Khruangbin e Leon Bridges fazem resplandecer o “Texas Sun”
De um lado, aquela banda norte-americana que, longe do repertório tradicional norte-americano, quis ganhar asas e construir-se com inspiração na Tailândia, em especial com o funk dos seus 1960s – os Khruangbin. Tanto que “khruangbin” é avião em tailandês. Um grupo formado pelas figuras (e pelas perucas) de Laura Lee e Mark Speer, dois amigos unidos pelo interesse pela música e arquitetura do Médio Oriente, ao lado de Donald “DJ” Johnson. Do outro, também ele norte-americano, mas mais tradicional. No entanto, não se assuma Leon Bridges como alguém convencional. Importa a soul do seu auge – dos anos 50, 60 e 70 – até aos anos 10 e 20 já deste século. A única coisa que une os Khruangbin a Leon Bridges é as origens – são originários do estado do Texas. No entanto, e daqui em diante, haverá algo mais: um EP.
Texas Sun traz, pela primeira vez, um vocal consistente e permanente, fortemente imbuído no R&B e na soul, a um disco dos Khruangbin. Já a Bridges, traz, também pela primeira vez, a efervescência de um funk oleado com inspirações da música tradicional do Magrebe (o noroeste africano), de países como a Nigéria, o Quénia ou o Congo, do tal thai funk e de algumas fragrâncias da bossa nova. A plataforma de entendimento exprimiu-se nas melodias de um “so(u)l” que ambicionou a grandiosidade e a luminosidade do texano, o tal que os viu nascer, crescer e dar música. “Texas Sun” – a primeira faixa do EP – convida a esta aproximação de um Sol que é tão abrangente e ofuscante ao mesmo tempo que parece um caminho natural, convite esse apresentado pela profundidade das cordas da guitarra de Speer e do baixo de Lee. Bridges vocaliza e dá palavras à sensação de uma profunda estrada, naquele vazio imaginário de um carro que se desloca até ao horizonte, até ao momento em que alcança o Sol. A capa do álbum é sugestiva desse mesmo trajeto.
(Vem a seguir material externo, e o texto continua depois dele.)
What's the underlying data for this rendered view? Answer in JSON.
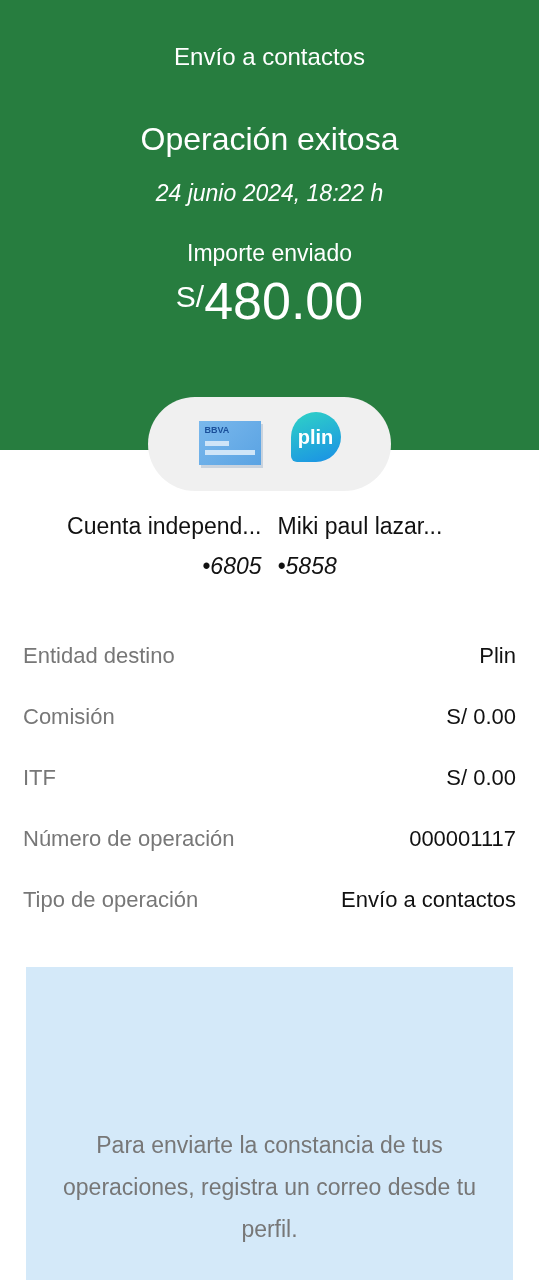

Entrando a “Midnight” deste Texas Sun, parece o reverso da primeira canção, embora com um trago sonoro muito similar. A mensagem de recolhimento e um aconchegar que só a noite sabe trazer, acompanhada pela suavidade e ternura dos Khruangbin, que cumprem à medida as palavras que Bridges canta. Os acordes estão lá, a voz está lá e a música cumpre-se até ao destino que o horizonte desenha lá ao fundo, naquele que é visto pelos ouvidos e ouvido pelos olhos. “C-Side” ajuda a que se componha esta unidade cada vez mais coesa, que contribui no esforço de fazer com que a voz de Bridges não seja intrusa na sonoridade dos Khruangbin. É um registo mais sério, mais conseguido, com um groove bem aplacado, embora não com a energia e mensagem de “Texas Sun”, ou com a sua complementaridade em “Midnight”.
O EP fecha com “Conversion”, a mais longa das faixas deste trabalho. É aquela que consegue, com efeito, traduzir melhor a sintonia que se foi desenvolvendo entre Bridges e os Khruangbin. Não é aquela rudeza texana nem nada que se pareça, mas sim precisamente a sua antítese. Uma concretização de que o desértico estado dos Estados Unidos não é assim tão árido em emoções e em cores que a arte pode pintar. São cores quentes e realmente reconfortantes aquelas que o sol do Texas aflora, que aquecem a música e a promete alcançar uma dimensão que só o horizonte conhece, para além, está claro, da imaginação. O instrumental prolonga-se mais a solo, embora não se distanciando da conversão desta soul a algo mais que isto: o tangível, o pronunciável.
Texas Sun é um pequeno percurso de descoberta de novas dimensões. Do lado dos Khruangbin, o que seria encontrar a sua sonoridade pronunciada com as palavras, que, por mais que nem sempre traduzam aquilo que se pretende expressar, é a forma menos imperfeita desse esclarecimento. Do lado de Leon Bridges, o que seria sair da tradição do R&B e da soul, aquela tão incutida por vozes como as de Otis Redding, Sam Cooke ou Marvin Gaye. Abandonar o fato anacrónico para colocar a peruca – ainda não aconteceu, mas quem sabe – foi a forma mais bonita de poder ver o sol do Texas sem cegar, mas sem deixar de se inebriar. É um trabalho que, na sua essência, tem esta novidade da colaboração e do desvendar de novos caminhos da música. Unindo a tradição ao vanguardismo, o tempo não é mais do que eternidade com acordes que vislumbram o horizonte e que o abrem com as palavras mágicas de Leon Bridges.